Students hoping to break bad habits heard from journalist Charles Duhigg ’97 on Wednesday in a Morse College Master’s Tea.

Duhigg, a staff writer for The New York Times who primarily covers business and is the author of a 2012 book explaining the origins of habits, spoke about his experience to an audience of 75. Duhigg offered the audience humorous anecdotes from his time at Yale, discussed covering Apple and the Iraq War and attempted to provide students with an understanding of how habits develop.

“A habit is when you stop making a decision, but the behavior continues,” he said. “In your brain, a habit feels just like an addiction.”

Duhigg described the encounter that led to his interest in studying habits — a conversation with a general in Iraq in 2003 who described the military as “a giant habit machine.” Citing his own former habit of eating a cookie every afternoon, Duhigg explained that habits are based on cues and rewards, and that understanding the underlying causes is the key to gaining the ability to change.

Using Alcoholics Anonymous as an example, he suggested that positive reinforcement combined with a strong belief in anything from God to the “flying spaghetti monster” is vital to breaking or developing strong habits.

After discussing his view of Apple’s corporate culture, Duhigg concluded that students ought to “commit to becoming interesting” people and “fail as many times” as possible. Citing the notion that most react poorly to failure because “most people never practice how to deal with failing,” Duhigg told students that college is an excellent time to fail to reach specific goals.

Morse Master Amy Hungerford said students are largely afraid to fail since “people get to Yale because they haven’t failed.”

“What better place to fail?” Hungerford said.

Students said that although they had heard Duhigg’s advice on failing before, they thought it was reassuring to hear it again.

“It’s a relief,” Takaomi Konari ’14 said after the talk. “Yale’s a competitive environment, but his comment about failing makes me feel relieved.”

Audience members identified procrastination, lateness and Facebook as habits they hoped to break, and labeled exercise and better sleep patterns as habits they hoped to develop. Students interviewed said they found Duhigg’s explanation useful because it helped them understand their own habits.

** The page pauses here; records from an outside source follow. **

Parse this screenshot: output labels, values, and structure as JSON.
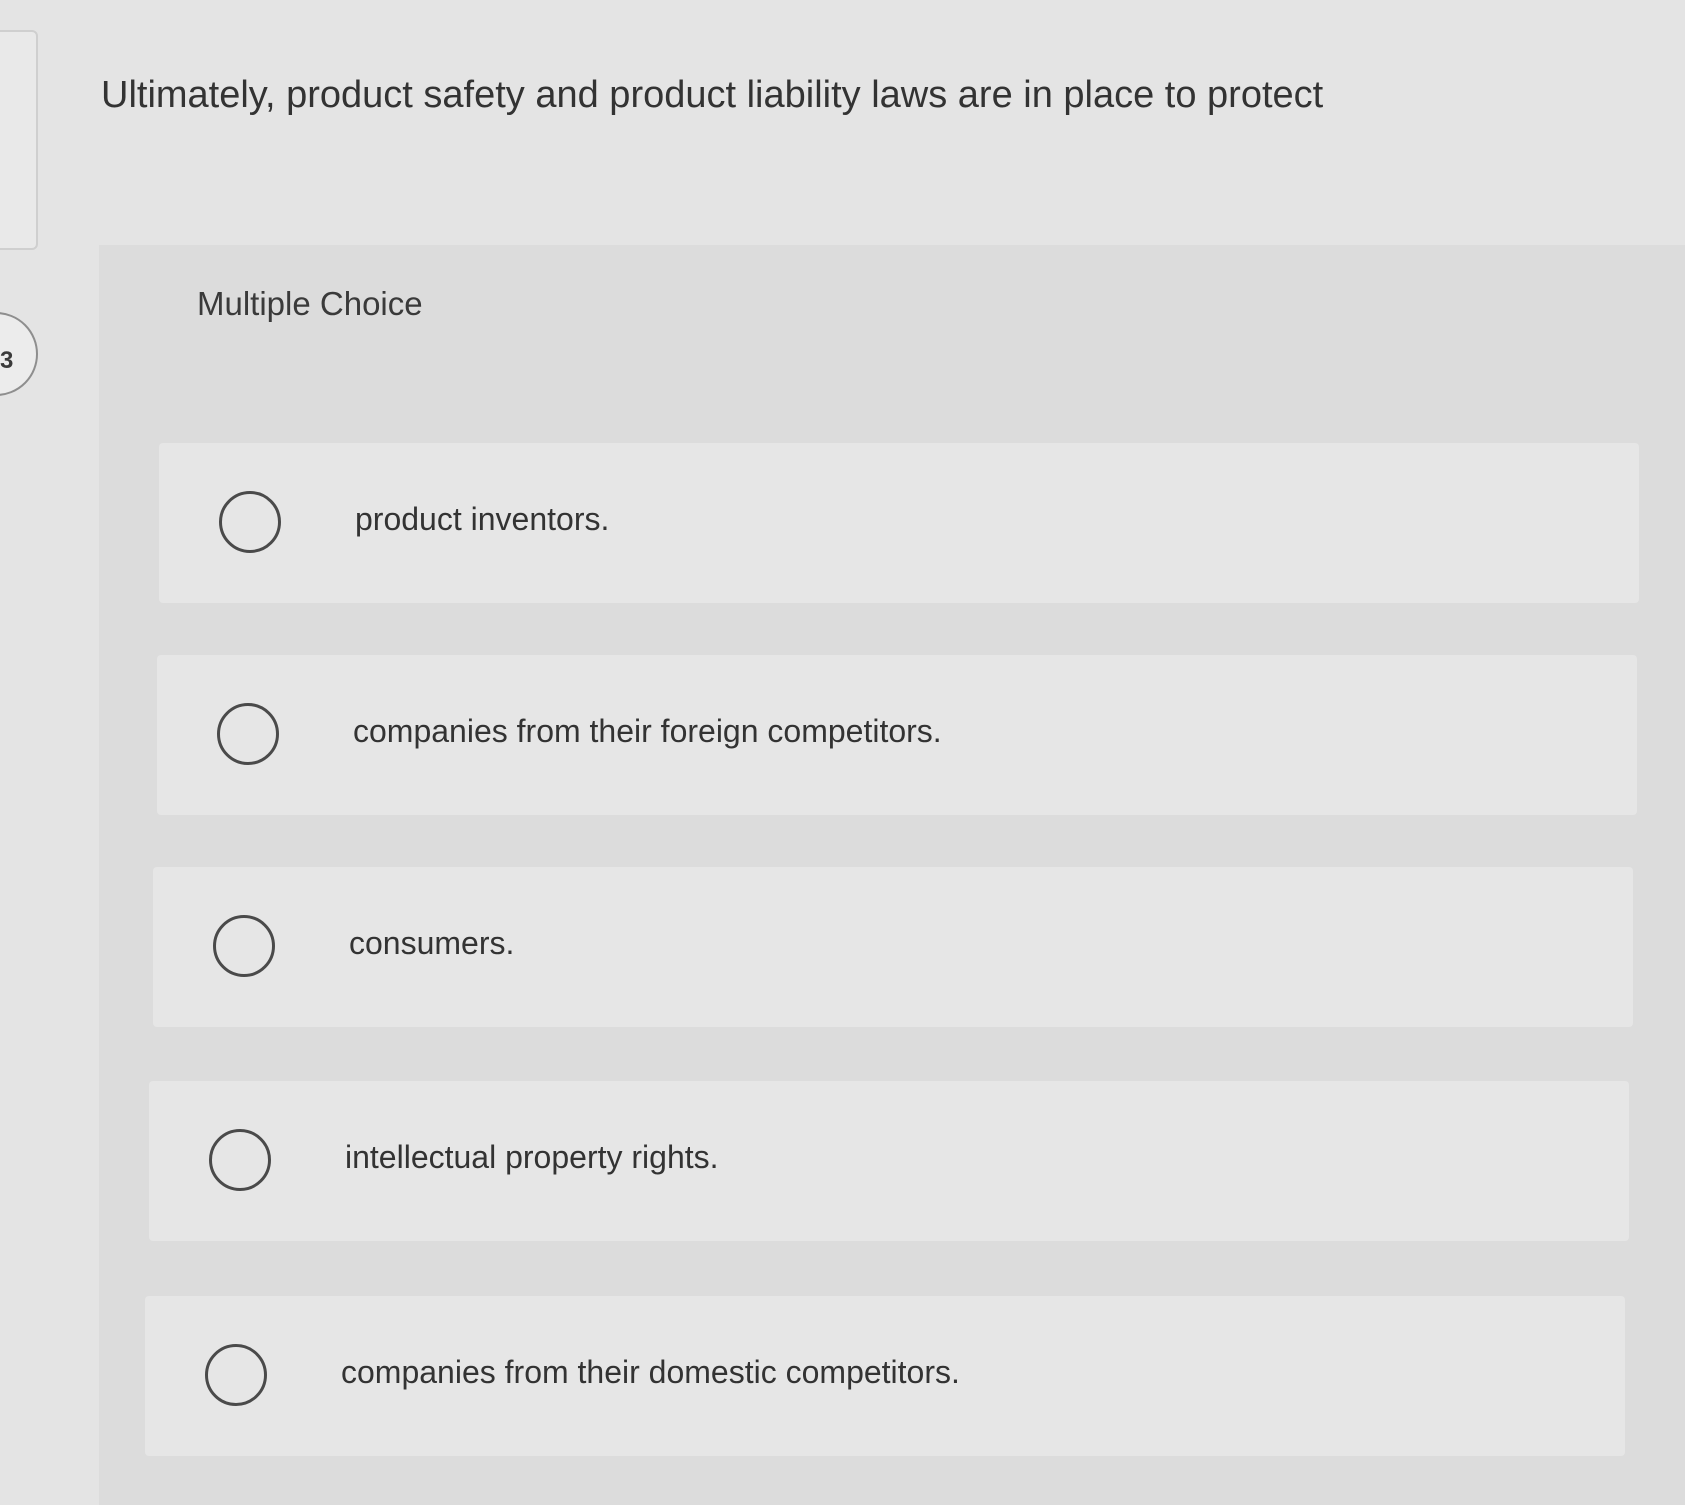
{
  "question": {
    "number": "3",
    "text": "Ultimately, product safety and product liability laws are in place to protect"
  },
  "multiple_choice": {
    "label": "Multiple Choice",
    "options": [
      {
        "label": "product inventors.",
        "selected": false
      },
      {
        "label": "companies from their foreign competitors.",
        "selected": false
      },
      {
        "label": "consumers.",
        "selected": false
      },
      {
        "label": "intellectual property rights.",
        "selected": false
      },
      {
        "label": "companies from their domestic competitors.",
        "selected": false
      }
    ]
  }
}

“I can assess my own personal habits with a more informed perspective,” Abdullah Hanif ’16 said.

The Master’s Tea was funded by a Poynter Fellowship in Journalism awarded to the Connecticut Mental Health Center Foundation on behalf of Yale School of Medicine psychiatry professor Michael Sernyak, according to the foundation’s Director Kyle Pedersen ’88 DIV ’02. Sernyak serves as the director of the CHMC.